While the Defense Department waits to see how DOGE could seek to overhaul existing processes or systems, defense contractors have begun soliciting Musk with their own ideas for reform.
In his letter, Blue calls for setting time limits on Defense Department milestones for larger acquisition programs, specifically suggesting that the length of time between when a program’s requirements are first defined and a product’s initial operational capability be capped at five years.
He criticizes a culture of “buck-passing” in the foreign military sales process, stating that greater accountability is needed across the State Department, Pentagon and military services to ensure an administration is meeting its security cooperation goals.
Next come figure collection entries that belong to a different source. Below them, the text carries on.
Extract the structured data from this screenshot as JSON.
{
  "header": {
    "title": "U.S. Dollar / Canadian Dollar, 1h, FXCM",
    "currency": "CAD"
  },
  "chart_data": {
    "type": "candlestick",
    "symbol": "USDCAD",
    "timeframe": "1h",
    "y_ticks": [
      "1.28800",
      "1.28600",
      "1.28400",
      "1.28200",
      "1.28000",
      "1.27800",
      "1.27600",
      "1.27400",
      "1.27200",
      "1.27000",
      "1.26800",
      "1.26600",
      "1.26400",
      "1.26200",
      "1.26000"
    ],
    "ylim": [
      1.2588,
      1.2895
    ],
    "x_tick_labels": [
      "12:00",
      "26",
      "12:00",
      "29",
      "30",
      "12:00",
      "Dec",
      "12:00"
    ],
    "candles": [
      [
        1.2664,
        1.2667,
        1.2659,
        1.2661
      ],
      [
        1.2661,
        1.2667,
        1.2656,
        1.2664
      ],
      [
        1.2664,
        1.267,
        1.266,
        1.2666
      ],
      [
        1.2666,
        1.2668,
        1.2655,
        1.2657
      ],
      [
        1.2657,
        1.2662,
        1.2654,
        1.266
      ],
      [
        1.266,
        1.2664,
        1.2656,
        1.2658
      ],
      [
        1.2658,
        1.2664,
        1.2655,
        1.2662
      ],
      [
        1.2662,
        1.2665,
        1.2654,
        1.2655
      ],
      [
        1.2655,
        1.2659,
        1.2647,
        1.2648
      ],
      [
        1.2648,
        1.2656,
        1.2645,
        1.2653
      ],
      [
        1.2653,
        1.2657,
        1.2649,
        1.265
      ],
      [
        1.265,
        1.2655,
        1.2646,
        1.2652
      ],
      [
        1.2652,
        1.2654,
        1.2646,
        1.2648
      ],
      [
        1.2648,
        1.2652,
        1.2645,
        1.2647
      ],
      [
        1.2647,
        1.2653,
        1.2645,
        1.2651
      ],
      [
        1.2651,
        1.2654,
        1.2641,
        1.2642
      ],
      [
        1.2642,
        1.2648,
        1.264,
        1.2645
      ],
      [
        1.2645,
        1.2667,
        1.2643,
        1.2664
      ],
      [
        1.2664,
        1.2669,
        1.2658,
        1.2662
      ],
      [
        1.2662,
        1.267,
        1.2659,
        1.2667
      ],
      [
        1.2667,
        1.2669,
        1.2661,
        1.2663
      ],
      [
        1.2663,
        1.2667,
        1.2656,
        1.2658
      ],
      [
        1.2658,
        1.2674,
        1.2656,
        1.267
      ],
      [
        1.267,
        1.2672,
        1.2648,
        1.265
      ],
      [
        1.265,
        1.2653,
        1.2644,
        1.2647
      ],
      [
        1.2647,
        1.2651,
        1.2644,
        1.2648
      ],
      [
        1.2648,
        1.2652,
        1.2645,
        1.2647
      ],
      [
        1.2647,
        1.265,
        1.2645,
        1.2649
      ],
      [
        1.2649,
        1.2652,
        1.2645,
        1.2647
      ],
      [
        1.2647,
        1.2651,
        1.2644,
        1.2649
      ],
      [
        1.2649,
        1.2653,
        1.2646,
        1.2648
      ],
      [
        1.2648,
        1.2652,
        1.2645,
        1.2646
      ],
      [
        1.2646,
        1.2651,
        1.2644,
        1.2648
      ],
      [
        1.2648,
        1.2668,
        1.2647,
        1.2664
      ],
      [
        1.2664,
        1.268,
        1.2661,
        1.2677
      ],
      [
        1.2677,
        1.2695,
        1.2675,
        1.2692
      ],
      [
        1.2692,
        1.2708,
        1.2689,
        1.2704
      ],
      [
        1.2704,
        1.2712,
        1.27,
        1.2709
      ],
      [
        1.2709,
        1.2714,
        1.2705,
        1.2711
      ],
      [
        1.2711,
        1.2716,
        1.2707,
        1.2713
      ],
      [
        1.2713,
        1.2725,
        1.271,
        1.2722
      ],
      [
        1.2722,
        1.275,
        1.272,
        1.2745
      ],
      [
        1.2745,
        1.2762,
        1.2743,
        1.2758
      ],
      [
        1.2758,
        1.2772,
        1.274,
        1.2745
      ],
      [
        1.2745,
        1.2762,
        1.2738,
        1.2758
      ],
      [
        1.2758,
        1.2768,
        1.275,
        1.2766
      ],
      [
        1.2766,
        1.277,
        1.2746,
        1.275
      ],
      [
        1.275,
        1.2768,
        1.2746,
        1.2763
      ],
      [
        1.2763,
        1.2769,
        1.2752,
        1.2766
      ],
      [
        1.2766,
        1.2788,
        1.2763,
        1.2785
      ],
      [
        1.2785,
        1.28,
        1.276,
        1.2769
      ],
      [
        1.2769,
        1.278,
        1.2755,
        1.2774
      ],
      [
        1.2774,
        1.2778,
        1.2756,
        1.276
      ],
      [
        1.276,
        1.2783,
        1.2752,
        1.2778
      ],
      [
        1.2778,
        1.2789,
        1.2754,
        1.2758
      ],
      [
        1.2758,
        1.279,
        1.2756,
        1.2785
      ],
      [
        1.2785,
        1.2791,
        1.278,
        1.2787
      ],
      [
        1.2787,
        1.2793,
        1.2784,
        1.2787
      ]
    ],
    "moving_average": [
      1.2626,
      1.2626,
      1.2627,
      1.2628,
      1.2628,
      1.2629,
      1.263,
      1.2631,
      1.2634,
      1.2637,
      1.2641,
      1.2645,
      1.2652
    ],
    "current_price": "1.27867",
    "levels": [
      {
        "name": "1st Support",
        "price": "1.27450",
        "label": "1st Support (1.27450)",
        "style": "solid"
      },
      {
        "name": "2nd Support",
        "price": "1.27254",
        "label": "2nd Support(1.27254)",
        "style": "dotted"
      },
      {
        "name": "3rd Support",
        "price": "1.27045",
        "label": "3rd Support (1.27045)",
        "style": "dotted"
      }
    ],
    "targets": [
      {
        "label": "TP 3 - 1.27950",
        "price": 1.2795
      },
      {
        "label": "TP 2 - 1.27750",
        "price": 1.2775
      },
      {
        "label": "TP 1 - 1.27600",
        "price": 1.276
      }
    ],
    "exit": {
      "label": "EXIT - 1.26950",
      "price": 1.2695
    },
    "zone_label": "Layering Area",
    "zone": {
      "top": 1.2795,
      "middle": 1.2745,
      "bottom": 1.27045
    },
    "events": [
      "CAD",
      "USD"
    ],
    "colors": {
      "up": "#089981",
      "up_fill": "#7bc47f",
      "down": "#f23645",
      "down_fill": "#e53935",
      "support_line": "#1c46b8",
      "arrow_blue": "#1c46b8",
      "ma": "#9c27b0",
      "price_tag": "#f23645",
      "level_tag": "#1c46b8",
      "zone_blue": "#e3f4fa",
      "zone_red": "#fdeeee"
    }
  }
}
That can be accomplished by instating “clear lines of authority and responsibility, time limits for decision-making, and a modern IT system to track the distribution and expenditure of billions of dollars (entirely funded by foreign customers) in the US FMS administrative fund account,” he said.
Finally, Blue recommends revamping the US government’s current interpretation of the Missile Technology Control Regime, an international agreement that governs the export of missiles and uncrewed aerial system, arguing that the US should focus its attention on “focus on missile technology tied to weapons of mass destruction rather than UAS.”
The MTCR has been a longstanding concern of General Atomics, which has held that the US’s current posture is too restrictive, and has resulted in stricter controls for drones than exist for other military aircraft, including advanced, lethal capabilities like fighter jets. (On the way out the door the Biden administration issued guidance loosening the interpretation of MTCR, but primarily for space-related technologies.)
“We should counter the unfair market advantages gained by foreign suppliers not subject to self-imposed MTCR limitations. Further, we must objectively balance the prioritization of technology security with that of arming allies and partners (using their own money!) for future conflicts and increased burden-sharing,” he wrote.